31 Oct 2002 pabos   » (Journeyer)

Mailing Lists and Journals

Since subscribing to desktop-devel and gtk-devel a few weeks (months?) ago I often have the desire to respond to some particular topic. I usually don't though because I feel like there are too many issues I don't understand and I find that when I think of my initial reactionary response, a few days after I might have posted, it is usually less insightful or helpful than I originally felt it was. It seems as though this Advogato journal will be a good middle ground alternative for me - an opportunity to give somewhat thoughtful, somewhat reactionary responses.

I think this is possible because Advogato is intentionally personal - my journal is my journal. Often on mailing lists I have the impression that everyone feels they must argue their particular case; as a result discussion quickly degenerates into criticism of who was unfair to whom, who was misrepresented, who wasn't consulted, the list goes on... Mailing lists are public forums where each voice tries to be heard above another. Posts which provoke response co-opt the entire mailing list. A journal on the other hand, is also public, but it invites rather than challenges. If people want to hear what I have to say they come to read it. If they disagree, its in a less confrontational manner and we can discuss it. If they really dislike it, they can avoid it.

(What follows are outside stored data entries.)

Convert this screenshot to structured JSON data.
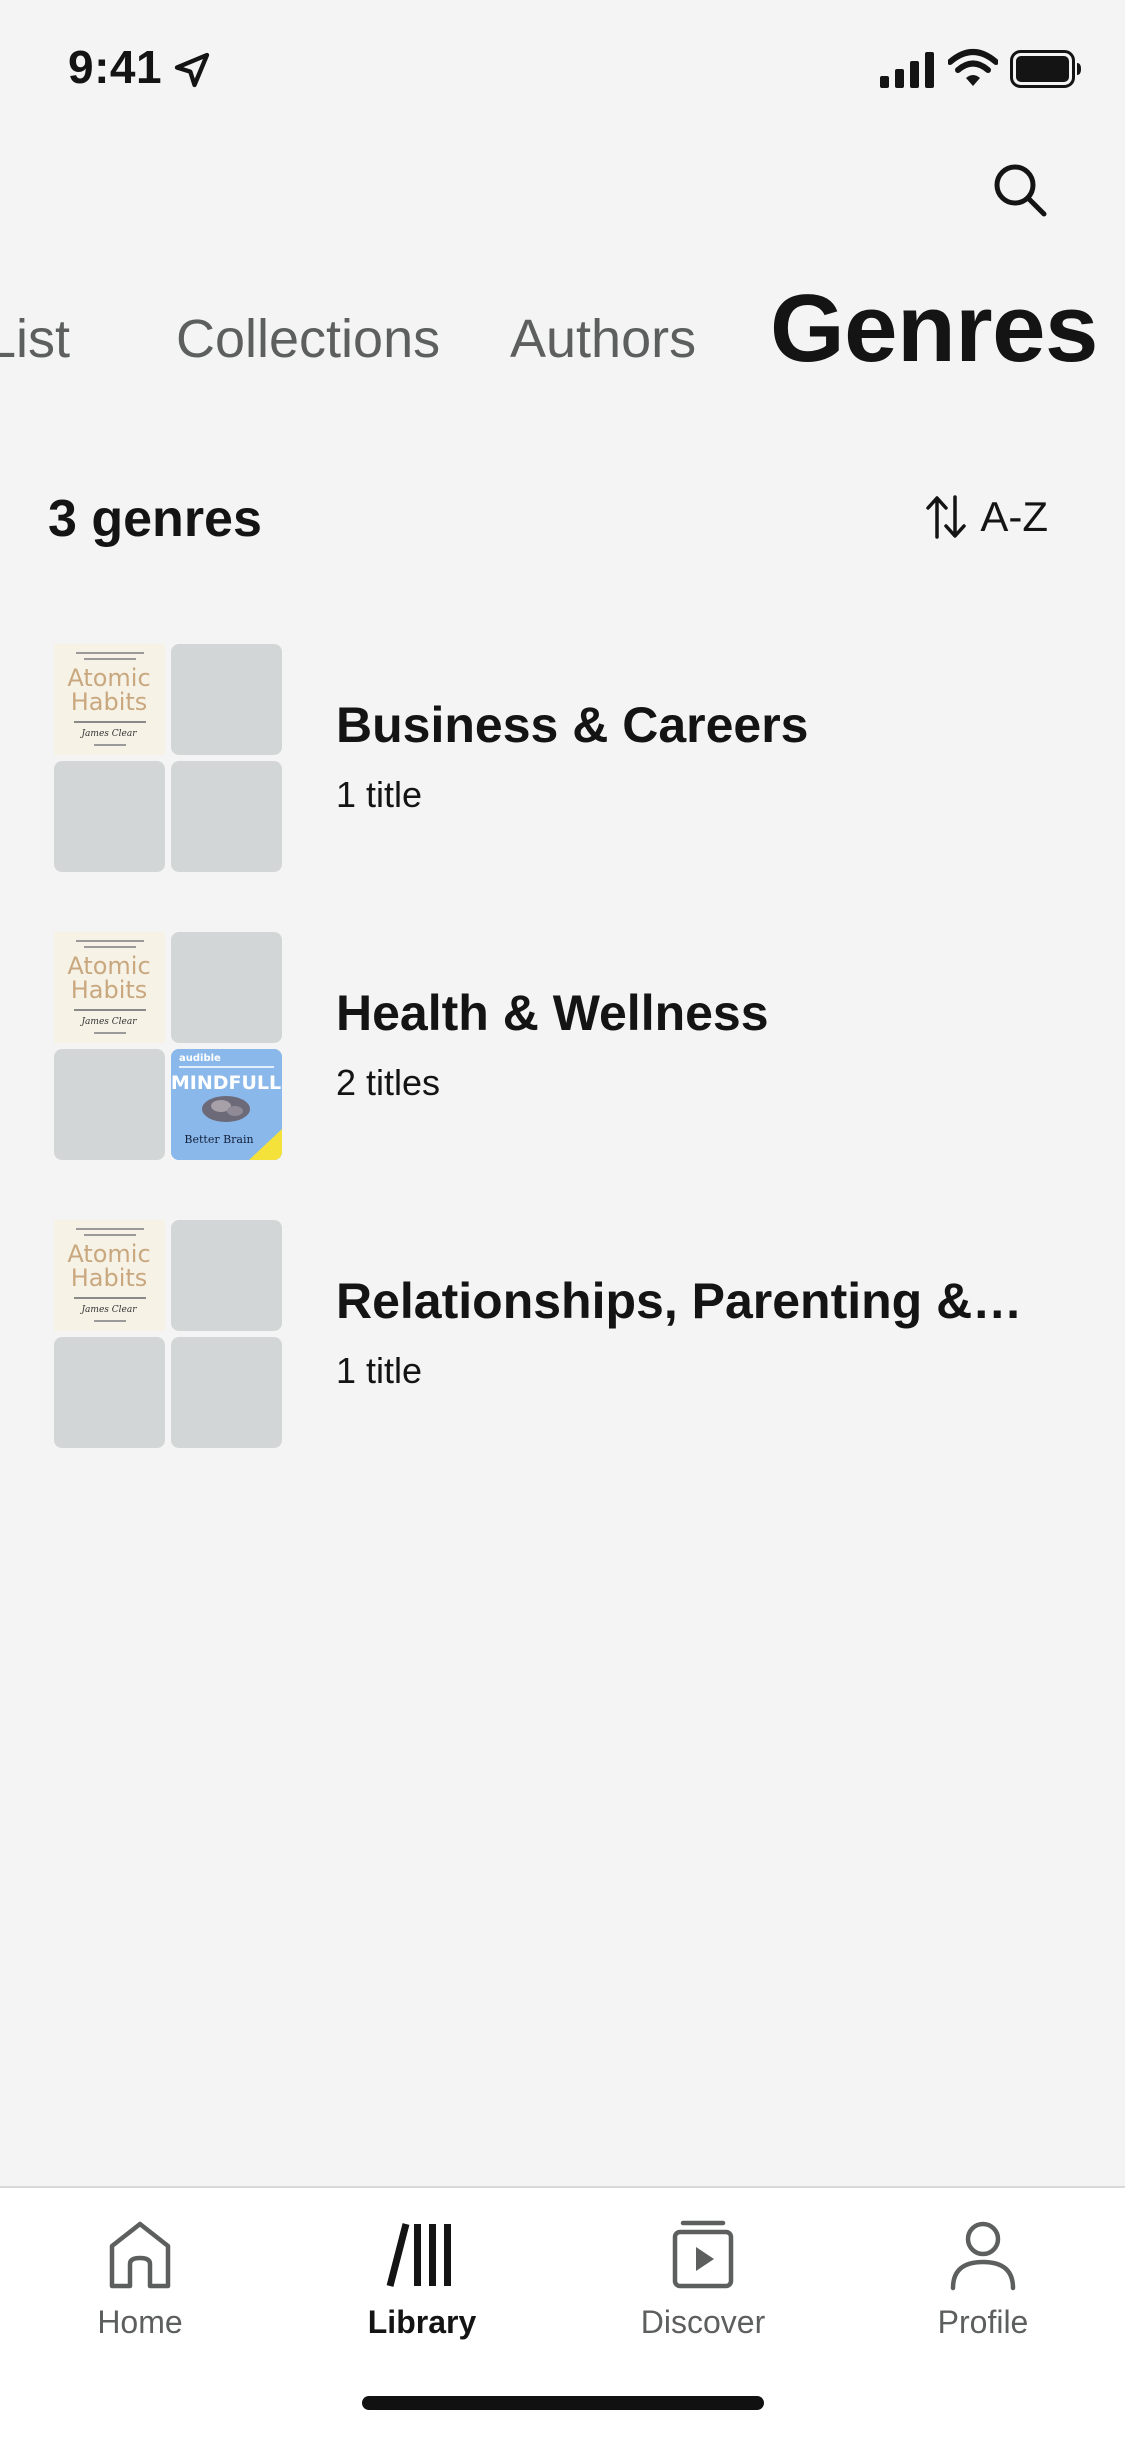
{
  "status_bar": {
    "time": "9:41"
  },
  "tabs": [
    {
      "label": "List",
      "state": "partially-visible"
    },
    {
      "label": "Collections",
      "state": "inactive"
    },
    {
      "label": "Authors",
      "state": "inactive"
    },
    {
      "label": "Genres",
      "state": "active"
    }
  ],
  "summary": {
    "count_label": "3 genres",
    "sort_label": "A-Z"
  },
  "genres": [
    {
      "name": "Business & Careers",
      "titles": "1 title",
      "covers": [
        "Atomic Habits",
        "",
        "",
        ""
      ]
    },
    {
      "name": "Health & Wellness",
      "titles": "2 titles",
      "covers": [
        "Atomic Habits",
        "",
        "",
        "MINDFULL"
      ]
    },
    {
      "name": "Relationships, Parenting &…",
      "titles": "1 title",
      "covers": [
        "Atomic Habits",
        "",
        "",
        ""
      ]
    }
  ],
  "covers": {
    "atomic": {
      "title_line1": "Atomic",
      "title_line2": "Habits",
      "author": "James Clear"
    },
    "mindfull": {
      "brand": "audible",
      "title": "MINDFULL",
      "subtitle": "Better Brain"
    }
  },
  "bottom_nav": [
    {
      "label": "Home",
      "icon": "home-icon"
    },
    {
      "label": "Library",
      "icon": "library-icon",
      "active": true
    },
    {
      "label": "Discover",
      "icon": "discover-icon"
    },
    {
      "label": "Profile",
      "icon": "profile-icon"
    }
  ],
  "colors": {
    "background": "#f3f4f3",
    "text": "#141414",
    "muted": "#5d5f5f",
    "placeholder": "#d3d6d6"
  }
}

Now having said that some journals can also be used in the same way as flames in mailing list and I have vague recollections of skipping journals like that when I browsed through Advogato journals before joining. Additionally, when I joined two days ago, I explored the site a little more thoroughly and for the first time discovered the "Recent Diary Entries" link which I had previously assumed was a heading to the journal entries below it. When journals are viewed this way, its a little more like a mailing list where you just get a barrage of messages irregardless of who wrote them so you may end up reading more inflammetory pieces. Still, even in this case, the nature and frequency of journal postings doesn't build up to the level of flame threads because the responses are less frequent and not directly linked into a theme-like hierarchy. Dilution makes it less potent and therefore less irritating.

I wrote some more about a specific issue on desktop-devel but the html form entry won't accept the entire journal so I'll just post this for now. I'll have to look into other ways of entering a journal soon.